Trafigura, one of many world’s largest commodity merchants, was the client, individuals accustomed to the matter instructed Bloomberg Information, asking to not be recognized because the transaction is non-public.
For Trafigura, the deal represents the most recent step in a push into iron ore buying and selling. Between 2012 and 2022, the corporate boosted its iron ore volumes greater than fivefold to 31 million tons, in line with its annual studies. The buying and selling home has superior additional in 2024, because of greater volumes at its Brazilian port and “elevated commerce of iron ore from Australia and India,” it mentioned in its half-year report.
“Because of confidentiality restrictions, we can’t disclose the phrases or the client that the transaction was undertaken with,” a spokesperson for Mineral Assets mentioned in an announcement to Bloomberg on Wednesday. The prepayment is repayable through supply of iron ore between fiscal 2026 and 2028, they added. A spokesperson for Trafigura declined to remark.
Prepayments are a standard means for merchants to safe entry to sources by serving to to finance commodity producers. They’re much like loans and customarily incur curiosity, however are structured as superior funds for future provides.
The deal comes as Mineral Assets’ internet debt has quickly risen, because it builds its Onslow mine together with a haulage street. The corporate’s iron ore tasks are producing at the next price to most different miners within the area. Earlier within the yr, it closed its Yilgarn iron ore undertaking as a consequence of falling margins.

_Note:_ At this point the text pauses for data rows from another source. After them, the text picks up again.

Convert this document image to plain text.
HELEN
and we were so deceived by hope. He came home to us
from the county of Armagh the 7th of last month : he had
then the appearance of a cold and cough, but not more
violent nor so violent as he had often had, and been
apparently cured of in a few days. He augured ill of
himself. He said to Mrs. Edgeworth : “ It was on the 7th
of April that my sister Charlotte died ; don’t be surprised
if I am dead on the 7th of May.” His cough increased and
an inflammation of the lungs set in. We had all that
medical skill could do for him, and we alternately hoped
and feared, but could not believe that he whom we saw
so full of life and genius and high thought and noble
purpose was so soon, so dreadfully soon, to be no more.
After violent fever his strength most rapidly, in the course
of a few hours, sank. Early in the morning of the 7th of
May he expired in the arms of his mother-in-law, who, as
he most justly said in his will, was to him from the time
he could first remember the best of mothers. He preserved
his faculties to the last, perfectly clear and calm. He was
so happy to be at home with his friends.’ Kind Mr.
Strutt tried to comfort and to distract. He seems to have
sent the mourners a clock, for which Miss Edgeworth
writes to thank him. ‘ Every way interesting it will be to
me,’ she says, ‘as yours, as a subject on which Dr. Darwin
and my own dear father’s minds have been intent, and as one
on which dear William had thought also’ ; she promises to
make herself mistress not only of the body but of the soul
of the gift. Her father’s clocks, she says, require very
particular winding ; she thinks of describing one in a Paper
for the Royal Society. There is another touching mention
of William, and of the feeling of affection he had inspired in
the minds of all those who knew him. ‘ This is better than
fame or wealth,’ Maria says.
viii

Costs of each iron ore and lithium, the corporate’s two key commodity merchandise, have slumped this yr. In the meantime, shares of Mineral Assets have dropped greater than 50% since mid-Might to the bottom in additional than three years.
“We’re throwing every thing off the deck simply to ensure we will protect money,” billionaire chief govt officer Chris Ellison instructed analysts final week.
Web debt at Mineral Assets rose to A$4.4 billion ($3 billion) on the finish of June, up from $698 million two years earlier than. The most recent debt complete was diminished by the A$600 million of money acquired underneath the prepayment deal.
On the July name with analysts, Mineral Assets was peppered with questions in regards to the deal.
“Simply on the prepayment once more. My mother and father all the time instructed me there’s no such factor as a free lunch. So on the A$600 million prepayment, what’s the gentleman on the opposite aspect, the corporate on the opposite aspect getting in return?” requested Glyn Lawcock, head of sources analysis at Barrenjoey. “Is there a much bigger low cost, or are you paying curiosity? Like, there should be a rub on the opposite aspect?”
The deal and its phrases had been “not dissimilar” to different prepayments, mentioned Mineral Assets Investor Relations Supervisor Chris Chong, whereas declining to remark additional. The corporate mentioned it’s nonetheless totally uncovered to market costs underneath the prepayment deal.